Another protein, called type XVII collagen, is affected by a mutation in COL17A1. Due to this mutation, the defective protein is not able to produce collagen, which provides strength and structure for the skin. For this reason, the skins resistance to trauma is weakened.

==Symptoms==
Foals appear normal immediately after birth. JEB affects tissues including mucous membranes, so one of the first signs is blistering of the gingiva and tongue after the first attempt at nursing. Within the next few days, the foal develops lesions all over the body, especially over pressure points. The proteins affected by the gene mutations are also present in the hooves, causing hooves to slough.

Other symptoms that occur in JEB:
- Corneal lesions
- Dental dysplasia
- Depression
- Oral ulcers
- Suppressed appetite
- Incisors present at birth

==Diagnosis and testing==
Biopsies of the skin may be performed to identify the cleavage that takes place at the dermal-epidermal junction. Another test that can aid in a diagnosis of JEB is the positive Nikolsky’s sign. By applying pressure to the skin, transverse movements can indicate slipping between the dermal and epidermal layers. An easier and more definitive test is through polymerase chain reaction (PCR). This method allows mane and tail samples to be genetically tested for the mutated genes that cause the condition. Hair samples must be pulled, not cut, with roots attached. The test can detect both JEB1 and JEB2. Testing costs around $35.00 US per sample.

==Prognosis==
One of the biggest risks factors faced by the affected foals is susceptibility to secondary infection. Within three to eight days after birth, the foal may die from infection or is euthanized for welfare reasons.

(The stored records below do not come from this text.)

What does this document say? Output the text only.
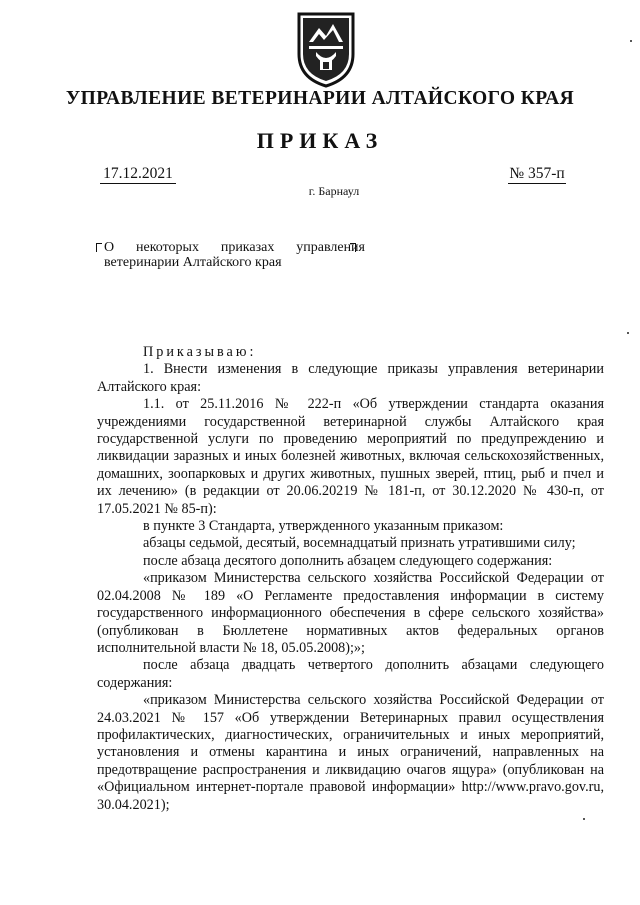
УПРАВЛЕНИЕ ВЕТЕРИНАРИИ АЛТАЙСКОГО КРАЯ
ПРИКАЗ
17.12.2021	№ 357-п
г. Барнаул
О некоторых приказах управления
ветеринарии Алтайского края

Приказываю:

1. Внести изменения в следующие приказы управления ветеринарии Алтайского края:

1.1. от 25.11.2016 № 222-п «Об утверждении стандарта оказания учреждениями государственной ветеринарной службы Алтайского края государственной услуги по проведению мероприятий по предупреждению и ликвидации заразных и иных болезней животных, включая сельскохозяйственных, домашних, зоопарковых и других животных, пушных зверей, птиц, рыб и пчел и их лечению» (в редакции от 20.06.20219 № 181-п, от 30.12.2020 № 430-п, от 17.05.2021 № 85-п):

в пункте 3 Стандарта, утвержденного указанным приказом:

абзацы седьмой, десятый, восемнадцатый признать утратившими силу;

после абзаца десятого дополнить абзацем следующего содержания:

«приказом Министерства сельского хозяйства Российской Федерации от 02.04.2008 № 189 «О Регламенте предоставления информации в систему государственного информационного обеспечения в сфере сельского хозяйства» (опубликован в Бюллетене нормативных актов федеральных органов исполнительной власти № 18, 05.05.2008);»;

после абзаца двадцать четвертого дополнить абзацами следующего содержания:

«приказом Министерства сельского хозяйства Российской Федерации от 24.03.2021 № 157 «Об утверждении Ветеринарных правил осуществления профилактических, диагностических, ограничительных и иных мероприятий, установления и отмены карантина и иных ограничений, направленных на предотвращение распространения и ликвидацию очагов ящура» (опубликован на «Официальном интернет-портале правовой информации» http://www.pravo.gov.ru, 30.04.2021);
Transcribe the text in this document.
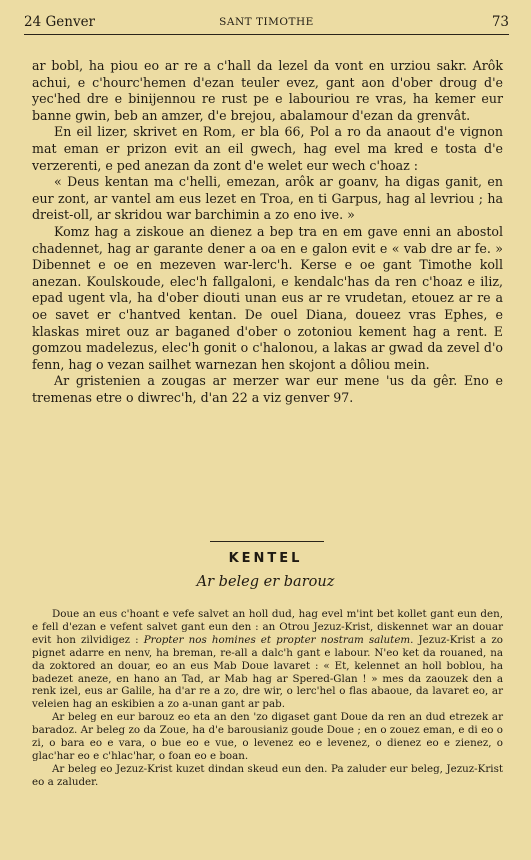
24 Genver	SANT TIMOTHE	73

ar bobl, ha piou eo ar re a c'hall da lezel da vont en urziou sakr. Arôk achui, e c'hourc'hemen d'ezan teuler evez, gant aon d'ober droug d'e yec'hed dre e binijennou re rust pe e labouriou re vras, ha kemer eur banne gwin, beb an amzer, d'e brejou, abalamour d'ezan da grenvât.

En eil lizer, skrivet en Rom, er bla 66, Pol a ro da anaout d'e vignon mat eman er prizon evit an eil gwech, hag evel ma kred e tosta d'e verzerenti, e ped anezan da zont d'e welet eur wech c'hoaz :

« Deus kentan ma c'helli, emezan, arôk ar goanv, ha digas ganit, en eur zont, ar vantel am eus lezet en Troa, en ti Garpus, hag al levriou ; ha dreist-oll, ar skridou war barchimin a zo eno ive. »

Komz hag a ziskoue an dienez a bep tra en em gave enni an abostol chadennet, hag ar garante dener a oa en e galon evit e « vab dre ar fe. » Dibennet e oe en mezeven war-lerc'h. Kerse e oe gant Timothe koll anezan. Koulskoude, elec'h fallgaloni, e kendalc'has da ren c'hoaz e iliz, epad ugent vla, ha d'ober diouti unan eus ar re vrudetan, etouez ar re a oe savet er c'hantved kentan. De ouel Diana, doueez vras Ephes, e klaskas miret ouz ar baganed d'ober o zotoniou kement hag a rent. E gomzou madelezus, elec'h gonit o c'halonou, a lakas ar gwad da zevel d'o fenn, hag o vezan sailhet warnezan hen skojont a dôliou mein.

Ar gristenien a zougas ar merzer war eur mene 'us da gêr. Eno e tremenas etre o diwrec'h, d'an 22 a viz genver 97.

KENTEL
Ar beleg er barouz

Doue an eus c'hoant e vefe salvet an holl dud, hag evel m'int bet kollet gant eun den, e fell d'ezan e vefent salvet gant eun den : an Otrou Jezuz-Krist, diskennet war an douar evit hon zilvidigez : Propter nos homines et propter nostram salutem. Jezuz-Krist a zo pignet adarre en nenv, ha breman, re-all a dalc'h gant e labour. N'eo ket da rouaned, na da zoktored an douar, eo an eus Mab Doue lavaret : « Et, kelennet an holl boblou, ha badezet aneze, en hano an Tad, ar Mab hag ar Spered-Glan ! » mes da zaouzek den a renk izel, eus ar Galile, ha d'ar re a zo, dre wir, o lerc'hel o flas abaoue, da lavaret eo, ar veleien hag an eskibien a zo a-unan gant ar pab.

Ar beleg en eur barouz eo eta an den 'zo digaset gant Doue da ren an dud etrezek ar baradoz. Ar beleg zo da Zoue, ha d'e barousianiz goude Doue ; en o zouez eman, e di eo o zi, o bara eo e vara, o bue eo e vue, o levenez eo e levenez, o dienez eo e zienez, o glac'har eo e c'hlac'har, o foan eo e boan.

Ar beleg eo Jezuz-Krist kuzet dindan skeud eun den. Pa zaluder eur beleg, Jezuz-Krist eo a zaluder.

==Treatment and prevention==
Currently, there are no treatments available for JEB. However, the disorder can be prevented through good breeding management. Horses that are carriers of JEB should not be incorporated into breeding programs. Although, if breeders are insistent on breeding a carrier, precautions need to be taken to ensure that the other mate is not a carrier as well. Genetic testing for the disorder is highly recommended among breeding programs for the Draft horse and Saddlebred breeds to determine their carrier status.